Blog: Here's what Tom says about that!

1.1 Million people watch Traces of the Trade on P.O.V.

Posted July 10th, 2008 by

I’ve now had Nielsen “ratings” and “shares” of television audiences explained to me. It doesn’t mean I fully understand them, mind you, but it does allow me to pass along one significant conclusion. On the evening of the premiere of Traces of the Trade on PBS’s acclaimed documentary series P.O.V. approximately 1.1 million people tuned in to watch all, or most, of the film. As many as 1.7 million–which includes channel surfers–watched at least part of Traces of the Trade that evening.
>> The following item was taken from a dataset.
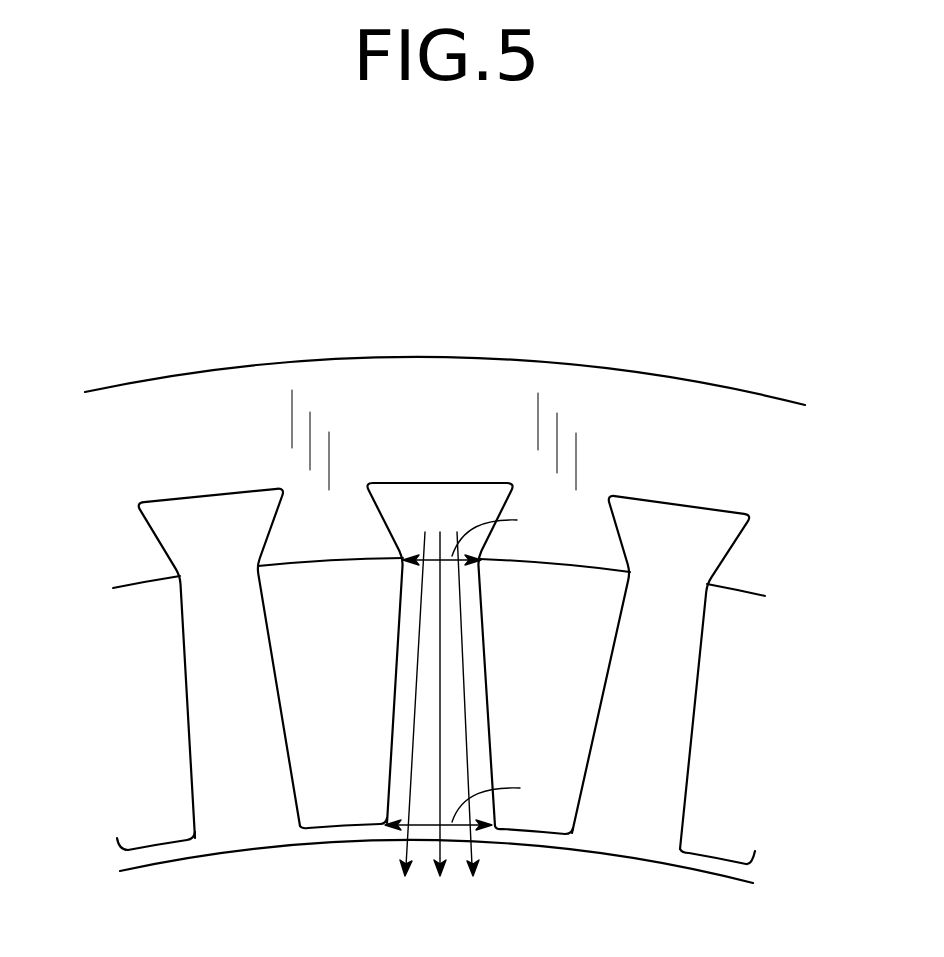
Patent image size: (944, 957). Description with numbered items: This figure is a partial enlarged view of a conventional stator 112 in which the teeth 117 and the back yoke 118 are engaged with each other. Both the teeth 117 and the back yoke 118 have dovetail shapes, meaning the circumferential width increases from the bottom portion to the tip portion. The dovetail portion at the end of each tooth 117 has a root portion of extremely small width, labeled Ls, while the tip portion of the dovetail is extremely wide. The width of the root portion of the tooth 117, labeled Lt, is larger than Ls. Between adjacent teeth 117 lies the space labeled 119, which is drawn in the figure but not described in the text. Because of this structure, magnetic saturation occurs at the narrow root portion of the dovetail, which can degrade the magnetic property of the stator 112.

I don’t know what this means in terms of markets–like Oregon and Rhode Island, for instance–in which the film was broadcast on a date other than June 24. In other words, I’m not sure how the total audience would, or could, be calculated.
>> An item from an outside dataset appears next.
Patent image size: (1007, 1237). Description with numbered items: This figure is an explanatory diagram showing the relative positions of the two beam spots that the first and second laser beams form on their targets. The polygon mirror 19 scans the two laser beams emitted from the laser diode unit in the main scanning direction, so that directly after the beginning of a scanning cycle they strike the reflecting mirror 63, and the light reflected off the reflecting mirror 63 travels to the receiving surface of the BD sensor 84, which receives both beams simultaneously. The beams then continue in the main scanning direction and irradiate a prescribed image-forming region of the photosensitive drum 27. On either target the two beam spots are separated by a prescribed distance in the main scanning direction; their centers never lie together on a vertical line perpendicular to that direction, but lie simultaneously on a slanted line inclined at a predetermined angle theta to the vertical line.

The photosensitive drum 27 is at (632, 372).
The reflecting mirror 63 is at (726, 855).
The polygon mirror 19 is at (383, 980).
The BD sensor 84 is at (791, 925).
On the evening of June 24, P.O.V. received a .8 rating and a 1 share. The “rating” is calculated from metered stations in the top fifty markets that aired Traces and refers to the percentage of households who own TVs in each market who tuned in to watch. The “share” refers to the percentage of households with their televisions turned on that tuned in to watch. For comparison’s sake, on that same evening, NOVA at 8:00pm received a 1.1 rating. Frontline at 9:00pm received 0.9. Cable ratings for the 10:00pm hour (Traces was intended to be broadcast at 10:00pm in most markets) include CNN/0.8, Bravo/0.7, Comedy Central/0.8, HBO/0.3, History/1.0, and MSNBC/0.5.

At appearances I’ve made since June 24 I’ve had many people tell me they watched Traces on P.O.V. I’ve had many more tell me they saw or heard previews, interviews, or articles about it. The numbers of people logging onto the Traces website shot up significantly, as well as visitors to my blog. At the P.O.V. blog, where they offered people the opportunity to ask questions of the author here, the filmmaker here, and to comment on the film here, there are more than 750 postings.

P.O.V. is very pleased with these numbers. We’re also quite pleased. Interest in the film, the book, and the message of hope inherent in this ongoing American journey continues to grow.